For us as a family, our son Otito, although beset with many challenges as a patient, enjoyed his hospital admission more as soon as his needs from a learning disability perspective where taken into account. This helped HCPs learn to listen with a view to being more helpful. It made them more able to understand and to be more sympathetic towards him. These were all key to enabling him enjoy what were to be his last days in hospital. He went from being a quiet and very recluse child who only brightened up around his family to becoming more welcoming of the staff.

Gaining this insight meant to him that they too (the staff) became more like us (his family), responding to him and meeting his needs no matter how insignificant. I remember feeling like the nurses stopped doing the necessary medical interventions “to” him and began doing it “with” him. In a way it must have felt better to be acknowledged. They began talking to him even though he could not speak back. They explained things gently before carrying them out. For example they showed him trays containing his medicines even though they did not have to. In return he warmed up to them. He became more able to share his peculiar expressions with the staff more. He smiled more and cooed at times. When they got things right, he even hummed his favourite tunes.
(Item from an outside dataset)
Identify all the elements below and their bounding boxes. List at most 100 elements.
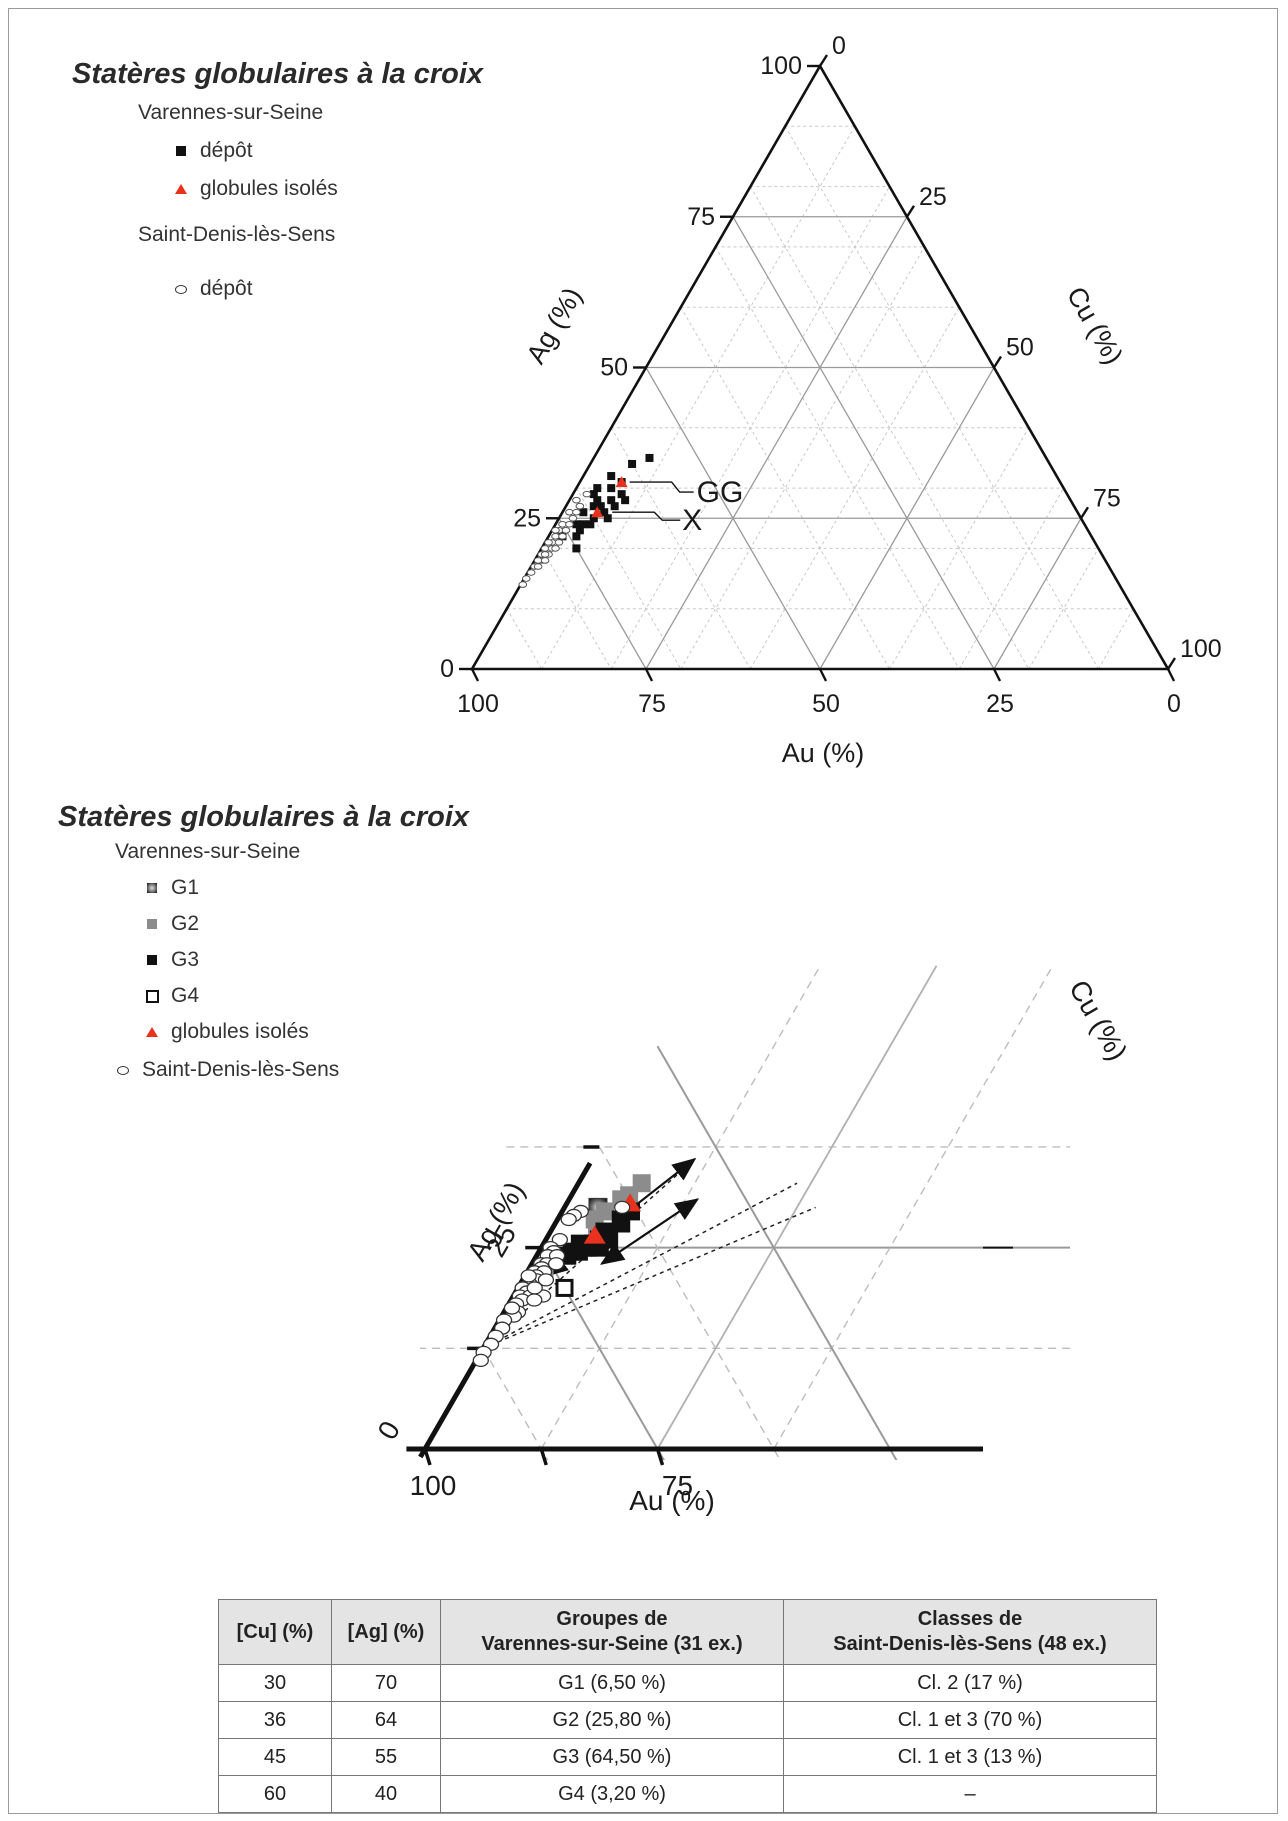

He found his own unique way of communicating with the staff as he did with us- his family. They became less of his enemies and more of his friends in his little mind. He was more welcoming of them in his space and learnt to tolerate the less pleasurable interactions like injections and dressing changes.

Coming down to his level meant that he was happier the patient in their care. He became more able to share more of the beautiful child that he was with us despite his autism and LD challenges. Interacting with him in this way meant that we all became more able to enjoy what were to become our final positive and lasting memories of Otito. It was proof that with the right level of input from LD nurses and the support and willingness of staff to make the necessary changed to suit children with learning disabilities, there can still be positive outcomes for the children and families.